たった3秒間の間に、20以上の確実な動作を要求するジャイビング。
”最も難しいスポーツ”と言われているけど、慣れきった躯は無意識に動く。
あれだけ蒸し暑かった南の風は少し乾いてね、一つの季節が終わろうとしている。
戻ってきたブームを摑み、新しい風が入ることで孕み始めたセイルを、力一杯煽りこむ。
全体重を生かし、盛り上がる腕の筋肉と腹筋で、さらに繰り返しながら、”同時”にボード上の体重を抜いていく。

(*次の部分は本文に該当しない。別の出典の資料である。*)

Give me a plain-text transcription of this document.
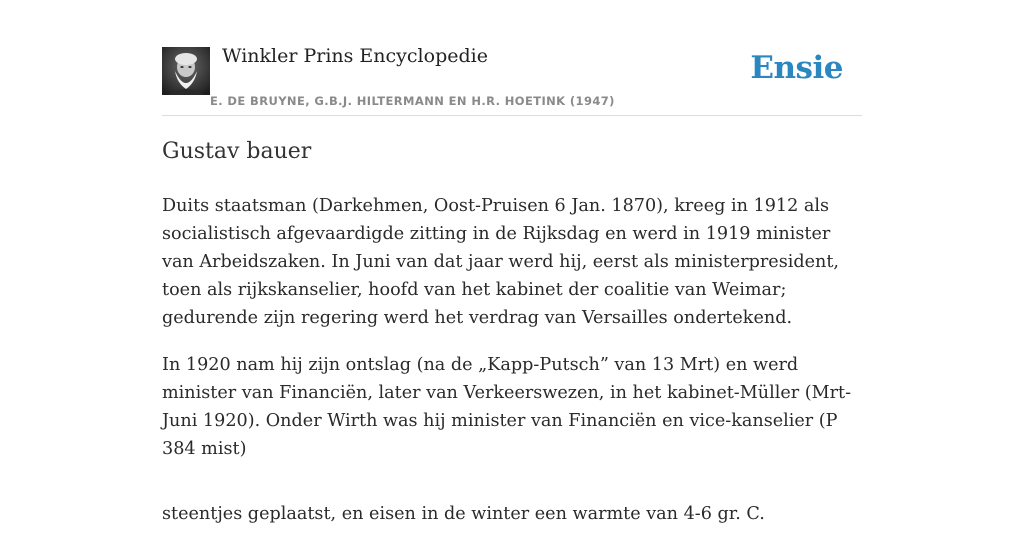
Winkler Prins Encyclopedie
E. DE BRUYNE, G.B.J. HILTERMANN EN H.R. HOETINK (1947)
Ensie
Gustav bauer

Duits staatsman (Darkehmen, Oost-Pruisen 6 Jan. 1870), kreeg in 1912 als socialistisch afgevaardigde zitting in de Rijksdag en werd in 1919 minister van Arbeidszaken. In Juni van dat jaar werd hij, eerst als ministerpresident, toen als rijkskanselier, hoofd van het kabinet der coalitie van Weimar; gedurende zijn regering werd het verdrag van Versailles ondertekend.

In 1920 nam hij zijn ontslag (na de „Kapp-Putsch” van 13 Mrt) en werd minister van Financiën, later van Verkeerswezen, in het kabinet-Müller (Mrt-Juni 1920). Onder Wirth was hij minister van Financiën en vice-kanselier (P 384 mist)

steentjes geplaatst, en eisen in de winter een warmte van 4-6 gr. C.
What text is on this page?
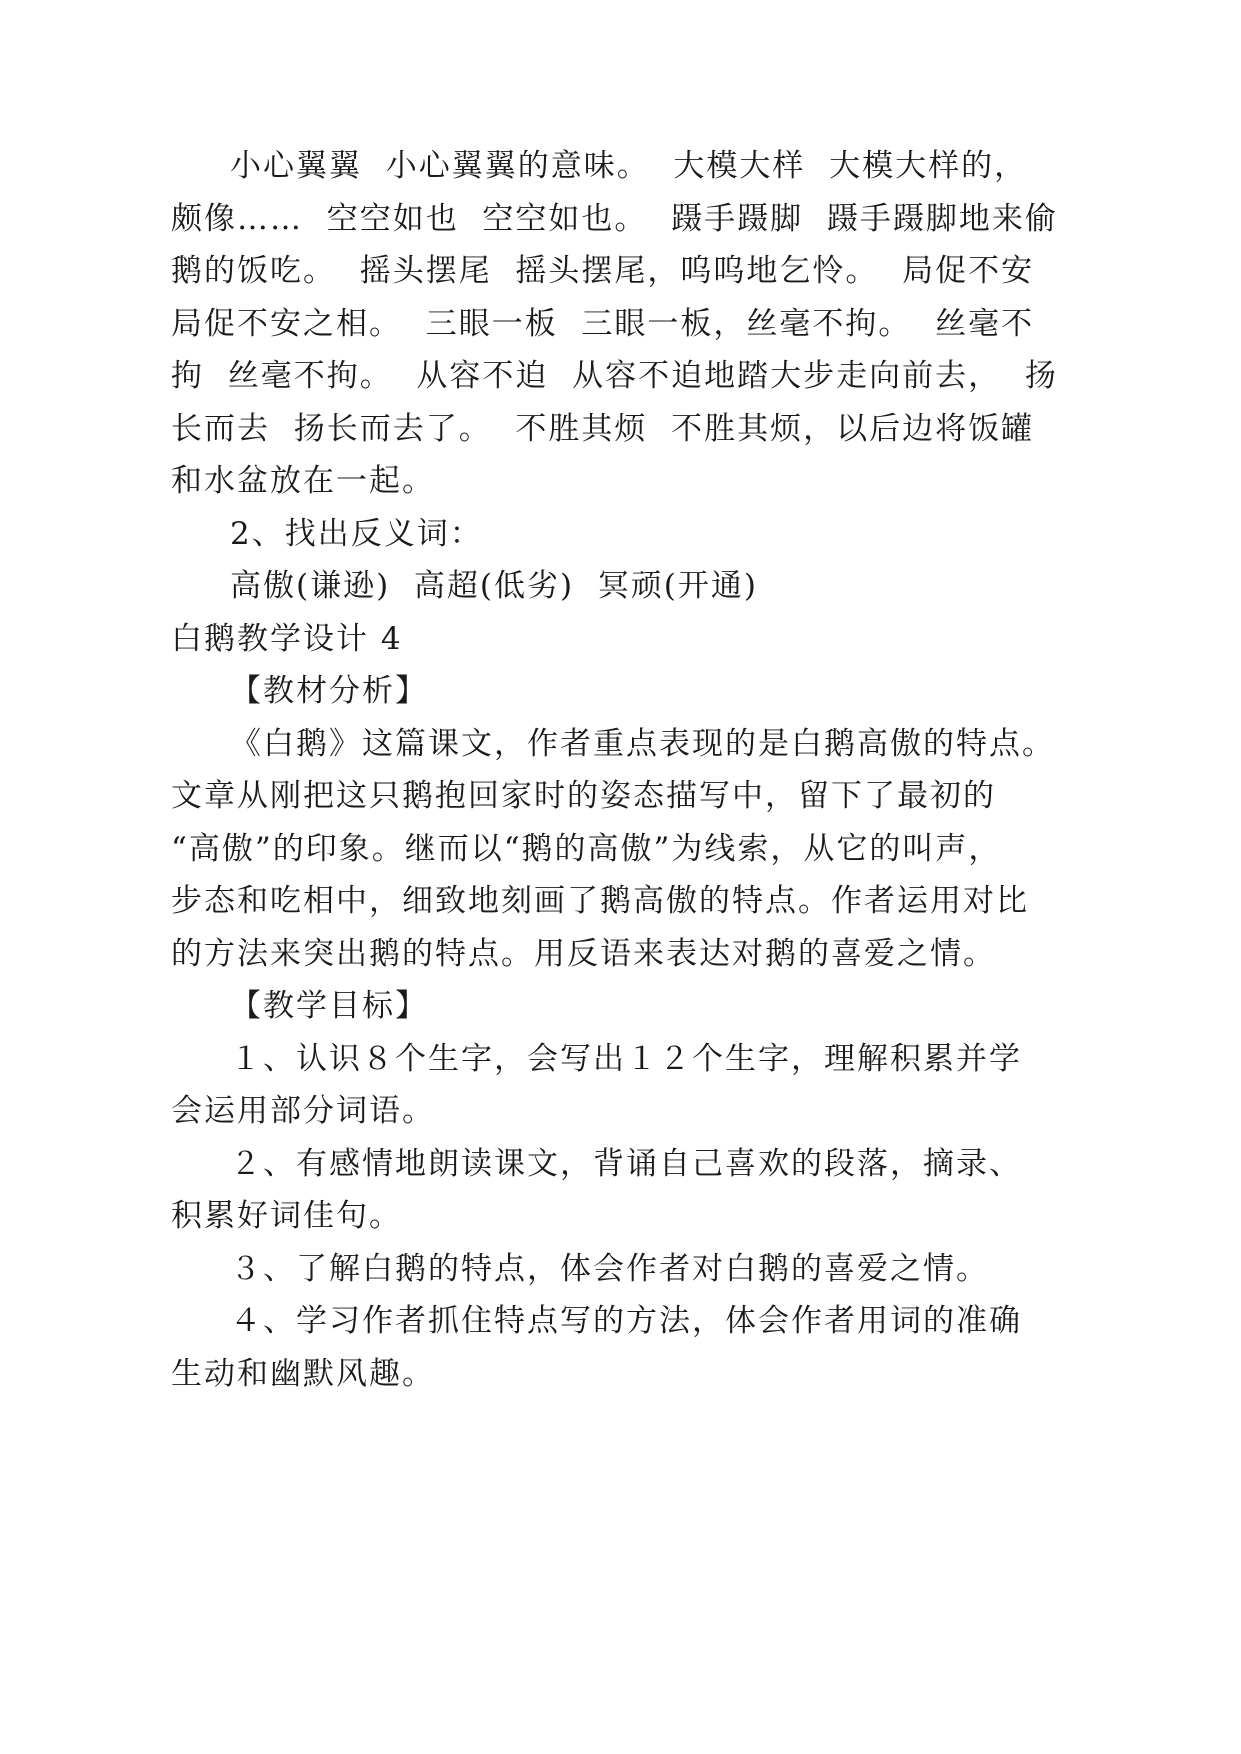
小心翼翼  小心翼翼的意味。  大模大样  大模大样的，
颇像……  空空如也  空空如也。  蹑手蹑脚  蹑手蹑脚地来偷
鹅的饭吃。  摇头摆尾  摇头摆尾，呜呜地乞怜。  局促不安
局促不安之相。  三眼一板  三眼一板，丝毫不拘。  丝毫不
拘  丝毫不拘。  从容不迫  从容不迫地踏大步走向前去，  扬
长而去  扬长而去了。  不胜其烦  不胜其烦，以后边将饭罐
和水盆放在一起。
2、找出反义词：
高傲(谦逊)  高超(低劣)  冥顽(开通)
白鹅教学设计 4
【教材分析】
《白鹅》这篇课文，作者重点表现的是白鹅高傲的特点。
文章从刚把这只鹅抱回家时的姿态描写中，留下了最初的
“高傲”的印象。继而以“鹅的高傲”为线索，从它的叫声，
步态和吃相中，细致地刻画了鹅高傲的特点。作者运用对比
的方法来突出鹅的特点。用反语来表达对鹅的喜爱之情。
【教学目标】
１、认识８个生字，会写出１２个生字，理解积累并学
会运用部分词语。
２、有感情地朗读课文，背诵自己喜欢的段落，摘录、
积累好词佳句。
３、了解白鹅的特点，体会作者对白鹅的喜爱之情。
４、学习作者抓住特点写的方法，体会作者用词的准确
生动和幽默风趣。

セイルの生み出す推進力と浮力の中和点がそこに生まれ、
ここから加速力を創り上げていく。
戦闘機の翼と同じ形状のそれは、加速するボードとシンクロしながら、次々と風を切りつつ爆発的なパワーを生み出し、
超硬ステンレス製のハーネスにラインを掛け、ストラップにつま先を入れると、視線はブルーとブルーが織りなす水平線に・・・
アプローチ速度に達すると、もう煽りこむ必要は無い
けど・・・・
ここから先の一時は、ある意味とても緊張する一瞬。
揚力と会話しつつ、少しづつマストを前に送る。 慎重に、慎重に、ほんの数センチに出し過ぎただけで、そのパワーはあっという間に体を吹っ飛ばすから。
自分の力で押さえられる限界ぎりぎりをキープしつつ、自然の力との駆け引きは続く。
やがてボードがリフトして海面を飛び始め、セイルに入る風がすっかり軽くなる頃。
僕は 季節をシフトさせるストリームに溶け込む。
ウインドサーフィンは孤独だ、 誰かと一緒に乗れる物ではなく、
受け取る感覚を共有できる物でもなく、
ただ、一人だからこそ受け取る多くは、言葉に表し切れない。
ダイナミックな感動と、無言で交わされる地球との会話は、生きていることの素晴らしさを何時も教えてくれる。
ただそれだけの、とても不思議なスポーツだけど、相手がデッカいからこそ ”大きくて優しい人間”になれる。
僕はそう思う・・・
ストーリー By 翔
*1 レイルは、スキーやスノーボードのエッジ全体の流れと同じ感じの物です。
相手が水ですから、有るようでいて無いし、でも確実にカービングするとても不思議なものです。